The noble Lord has referred to the need to make progress here in advance of full harmonisation of the law. The Government fully accept this view, and will continue to make their view known in the Brussels negotiations. The noble Lord referred also to head office control of companies engaged in service business in other Member States. I can assure the noble Lord that this also is a point to which the Government attach great importance.
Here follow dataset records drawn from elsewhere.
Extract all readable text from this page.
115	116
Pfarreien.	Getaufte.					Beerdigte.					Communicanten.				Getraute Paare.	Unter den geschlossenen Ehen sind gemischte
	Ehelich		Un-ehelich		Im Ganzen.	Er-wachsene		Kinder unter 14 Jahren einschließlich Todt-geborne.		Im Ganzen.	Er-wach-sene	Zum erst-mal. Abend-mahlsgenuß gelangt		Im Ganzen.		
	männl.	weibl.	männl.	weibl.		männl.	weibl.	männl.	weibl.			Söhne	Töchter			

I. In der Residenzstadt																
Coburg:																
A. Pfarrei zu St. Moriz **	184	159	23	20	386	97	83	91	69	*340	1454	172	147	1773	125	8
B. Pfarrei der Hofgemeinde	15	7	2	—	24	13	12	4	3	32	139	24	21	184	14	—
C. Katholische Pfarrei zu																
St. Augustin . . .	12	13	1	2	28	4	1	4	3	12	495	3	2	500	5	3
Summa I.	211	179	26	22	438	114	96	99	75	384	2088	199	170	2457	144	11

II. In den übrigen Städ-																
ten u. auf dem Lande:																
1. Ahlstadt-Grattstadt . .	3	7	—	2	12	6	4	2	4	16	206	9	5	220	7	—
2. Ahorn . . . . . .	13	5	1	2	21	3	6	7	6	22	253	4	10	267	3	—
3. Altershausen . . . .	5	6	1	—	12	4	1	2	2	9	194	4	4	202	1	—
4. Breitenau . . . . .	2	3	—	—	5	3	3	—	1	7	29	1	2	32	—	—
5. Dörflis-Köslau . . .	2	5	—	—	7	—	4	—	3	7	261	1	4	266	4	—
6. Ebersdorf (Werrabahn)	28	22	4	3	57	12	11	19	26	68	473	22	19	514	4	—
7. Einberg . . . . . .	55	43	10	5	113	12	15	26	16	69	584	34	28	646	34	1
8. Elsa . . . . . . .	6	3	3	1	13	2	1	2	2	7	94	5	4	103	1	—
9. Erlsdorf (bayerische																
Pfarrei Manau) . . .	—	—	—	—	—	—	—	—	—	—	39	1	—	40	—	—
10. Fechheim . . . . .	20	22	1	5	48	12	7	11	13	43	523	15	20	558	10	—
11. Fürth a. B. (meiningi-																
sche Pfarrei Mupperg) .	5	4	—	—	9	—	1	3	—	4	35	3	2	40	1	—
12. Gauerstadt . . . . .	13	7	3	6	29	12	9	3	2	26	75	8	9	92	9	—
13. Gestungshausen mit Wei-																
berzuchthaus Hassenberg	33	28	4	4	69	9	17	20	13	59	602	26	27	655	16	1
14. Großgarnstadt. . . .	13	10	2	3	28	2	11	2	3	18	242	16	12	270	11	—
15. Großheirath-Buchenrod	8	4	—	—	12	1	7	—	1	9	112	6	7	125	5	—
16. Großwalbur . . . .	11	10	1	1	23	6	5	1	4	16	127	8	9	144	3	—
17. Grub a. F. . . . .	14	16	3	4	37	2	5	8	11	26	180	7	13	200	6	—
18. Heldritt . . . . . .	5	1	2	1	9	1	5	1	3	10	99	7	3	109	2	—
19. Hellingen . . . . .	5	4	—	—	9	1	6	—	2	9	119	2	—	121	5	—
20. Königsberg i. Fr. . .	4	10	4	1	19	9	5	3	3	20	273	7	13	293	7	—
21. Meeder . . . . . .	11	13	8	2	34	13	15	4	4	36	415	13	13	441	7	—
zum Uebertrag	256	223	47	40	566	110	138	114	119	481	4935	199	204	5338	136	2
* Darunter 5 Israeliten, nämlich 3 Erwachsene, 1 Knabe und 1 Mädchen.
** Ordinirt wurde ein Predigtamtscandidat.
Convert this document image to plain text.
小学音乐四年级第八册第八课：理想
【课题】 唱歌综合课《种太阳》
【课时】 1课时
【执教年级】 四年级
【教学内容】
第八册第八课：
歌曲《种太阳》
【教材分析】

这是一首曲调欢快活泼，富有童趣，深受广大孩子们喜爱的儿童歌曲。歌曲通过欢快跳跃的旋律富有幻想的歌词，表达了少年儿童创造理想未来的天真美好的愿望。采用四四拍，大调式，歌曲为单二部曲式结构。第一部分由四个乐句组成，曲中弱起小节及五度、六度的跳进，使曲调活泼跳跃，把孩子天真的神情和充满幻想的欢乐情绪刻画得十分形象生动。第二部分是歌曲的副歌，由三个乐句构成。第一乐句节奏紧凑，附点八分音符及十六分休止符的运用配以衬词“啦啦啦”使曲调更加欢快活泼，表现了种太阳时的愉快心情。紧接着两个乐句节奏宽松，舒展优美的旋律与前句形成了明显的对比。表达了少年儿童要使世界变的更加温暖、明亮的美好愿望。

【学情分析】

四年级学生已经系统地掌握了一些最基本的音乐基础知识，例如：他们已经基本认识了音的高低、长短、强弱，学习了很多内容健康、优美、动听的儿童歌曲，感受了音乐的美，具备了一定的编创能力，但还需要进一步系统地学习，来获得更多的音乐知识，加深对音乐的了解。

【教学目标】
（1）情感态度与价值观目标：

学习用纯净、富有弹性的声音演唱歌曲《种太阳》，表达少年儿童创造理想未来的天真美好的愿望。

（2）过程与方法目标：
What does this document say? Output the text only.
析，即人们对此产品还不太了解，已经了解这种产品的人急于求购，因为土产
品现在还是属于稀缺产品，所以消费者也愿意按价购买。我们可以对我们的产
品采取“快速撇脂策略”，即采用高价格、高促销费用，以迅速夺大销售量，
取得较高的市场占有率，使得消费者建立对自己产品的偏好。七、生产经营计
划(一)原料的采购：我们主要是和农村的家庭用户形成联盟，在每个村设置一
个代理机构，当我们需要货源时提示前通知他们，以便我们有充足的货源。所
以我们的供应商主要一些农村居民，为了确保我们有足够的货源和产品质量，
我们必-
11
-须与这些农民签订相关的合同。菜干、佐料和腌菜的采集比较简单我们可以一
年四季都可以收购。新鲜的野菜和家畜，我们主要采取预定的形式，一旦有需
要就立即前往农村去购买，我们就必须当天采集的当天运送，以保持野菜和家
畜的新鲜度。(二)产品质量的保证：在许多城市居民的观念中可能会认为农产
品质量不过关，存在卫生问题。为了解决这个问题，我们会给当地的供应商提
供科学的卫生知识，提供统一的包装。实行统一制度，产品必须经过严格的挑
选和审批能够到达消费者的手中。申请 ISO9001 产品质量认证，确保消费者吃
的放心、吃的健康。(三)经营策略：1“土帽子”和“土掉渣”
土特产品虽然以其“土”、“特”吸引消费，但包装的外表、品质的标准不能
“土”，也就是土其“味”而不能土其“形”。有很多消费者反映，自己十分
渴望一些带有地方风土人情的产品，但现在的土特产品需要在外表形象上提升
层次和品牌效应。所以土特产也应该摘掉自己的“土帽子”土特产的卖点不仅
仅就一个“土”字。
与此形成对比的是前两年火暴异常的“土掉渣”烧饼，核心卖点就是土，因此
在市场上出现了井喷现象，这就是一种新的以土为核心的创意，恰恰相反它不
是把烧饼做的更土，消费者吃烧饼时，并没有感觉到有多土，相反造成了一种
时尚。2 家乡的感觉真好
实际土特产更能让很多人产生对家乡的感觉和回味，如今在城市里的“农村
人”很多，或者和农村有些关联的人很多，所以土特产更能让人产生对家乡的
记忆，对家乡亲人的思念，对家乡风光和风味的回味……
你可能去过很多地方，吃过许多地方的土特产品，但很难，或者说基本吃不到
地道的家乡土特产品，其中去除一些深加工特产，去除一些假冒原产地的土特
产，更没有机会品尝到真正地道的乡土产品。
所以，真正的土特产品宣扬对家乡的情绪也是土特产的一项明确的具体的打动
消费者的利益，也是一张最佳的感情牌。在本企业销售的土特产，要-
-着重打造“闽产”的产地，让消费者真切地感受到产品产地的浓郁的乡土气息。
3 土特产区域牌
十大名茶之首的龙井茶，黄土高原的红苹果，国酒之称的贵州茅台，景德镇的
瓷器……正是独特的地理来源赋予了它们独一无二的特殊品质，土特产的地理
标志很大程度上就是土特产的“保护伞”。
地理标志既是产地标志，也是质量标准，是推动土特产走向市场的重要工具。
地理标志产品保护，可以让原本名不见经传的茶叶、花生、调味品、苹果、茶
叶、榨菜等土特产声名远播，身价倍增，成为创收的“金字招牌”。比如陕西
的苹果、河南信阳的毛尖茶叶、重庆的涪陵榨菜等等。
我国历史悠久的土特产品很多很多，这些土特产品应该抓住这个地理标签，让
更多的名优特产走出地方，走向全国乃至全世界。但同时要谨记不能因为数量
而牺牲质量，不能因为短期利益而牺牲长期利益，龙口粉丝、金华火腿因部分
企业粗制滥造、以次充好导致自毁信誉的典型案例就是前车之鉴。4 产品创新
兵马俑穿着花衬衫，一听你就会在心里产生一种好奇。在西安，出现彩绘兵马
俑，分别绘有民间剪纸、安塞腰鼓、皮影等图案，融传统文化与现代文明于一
Now, my Lords, comes the key question of nationalisation. This is a ticklish one for me to deal with and noble Lords will not expect any stirring statement to hit the headlines in the Press. The noble Lord expressed some concern, rightly expressed some concern—I will be fair and make that point—on threats of nationalisation of the insurance industry. In answering him I do not think I can do better than to draw attention to what the Prime Minister has already said on this subject. First, the Government do not intend to introduce legislation on this matter in the lifetime of this Parliament. Secondly, the Prime Minister will not be able to recommend proposals which others have made for such nationalisation in the next Election Manifesto of our Party. I can give this assurance to the noble Lord, but I do not think he can expect me to go further than I have already done. I thank the noble Lord for his patience. We have had, at least, a little company in our debate.


My Lords, I beg to move that the House do now adjourn during pleasure until half-past eight.